他者へ指導・サポートする際には、以下の点を留意することが重要です。
- 個別性の尊重: 眼球運動に対する反応は個人によって異なります。効果を感じる人もいれば、あまり感じない人、あるいは一時的に感情が強まる人もいます。クライアントの反応を丁寧に観察し、個々のペースに合わせて進めることが重要です。
- 安全性の確保: 特にトラウマ経験を持つクライアントに対してワークを行う場合は、安全な環境設定と、感情が溢れた場合のグラウンディングなどの対処法を事前に確認しておくことが不可欠です。
- 効果の限界と専門性: 眼球運動ワークはパワフルなツールとなり得ますが、万能ではありません。

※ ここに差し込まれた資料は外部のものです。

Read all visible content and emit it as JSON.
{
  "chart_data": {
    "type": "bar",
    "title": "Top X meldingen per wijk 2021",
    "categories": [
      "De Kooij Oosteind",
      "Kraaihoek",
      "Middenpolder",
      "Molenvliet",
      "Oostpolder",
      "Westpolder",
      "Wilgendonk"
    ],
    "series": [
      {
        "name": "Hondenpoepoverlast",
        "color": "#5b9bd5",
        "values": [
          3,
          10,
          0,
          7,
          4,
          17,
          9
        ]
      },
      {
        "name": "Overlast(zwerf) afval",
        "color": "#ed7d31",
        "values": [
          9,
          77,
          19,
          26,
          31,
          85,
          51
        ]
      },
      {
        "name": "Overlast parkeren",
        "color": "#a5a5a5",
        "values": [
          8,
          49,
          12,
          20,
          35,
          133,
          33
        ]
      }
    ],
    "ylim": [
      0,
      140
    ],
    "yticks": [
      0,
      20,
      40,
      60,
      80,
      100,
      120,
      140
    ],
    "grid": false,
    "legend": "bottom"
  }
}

重度の精神疾患やトラウマに対しては、眼球運動ワーク単独ではなく、包括的な治療計画の一部として、資格を持った専門家の指導のもとで行われるべきであることを明確に伝える必要があります。自身の専門性の範囲を理解し、必要に応じてクライアントを適切な専門家へ繋ぐ姿勢が求められます。
まとめ
眼球運動は、私たちの感情処理や体性感覚と深く関連している心身の機能です。視覚入力、眼球の動き、脳の情報処理、自律神経系、そして体性感覚は相互に影響し合っており、この複雑な繋がりを理解し活用することで、感情解放への新たなアプローチが可能となります。眼球運動を用いたワークは、体の微細な動きや感覚を通して感情的なブロックに気づき、それを解放する手助けとなり得ます。
本稿で紹介した基本的なワークは、心と体の繋がりを意識し、体感覚に注意を払いながら実践することが重要です。安全に配慮し、無理のない範囲で探求を進めてください。この眼球運動への理解と実践が、読者の皆様自身の学びを深め、あるいは他者の心身の健康をサポートする活動の一助となれば幸いです。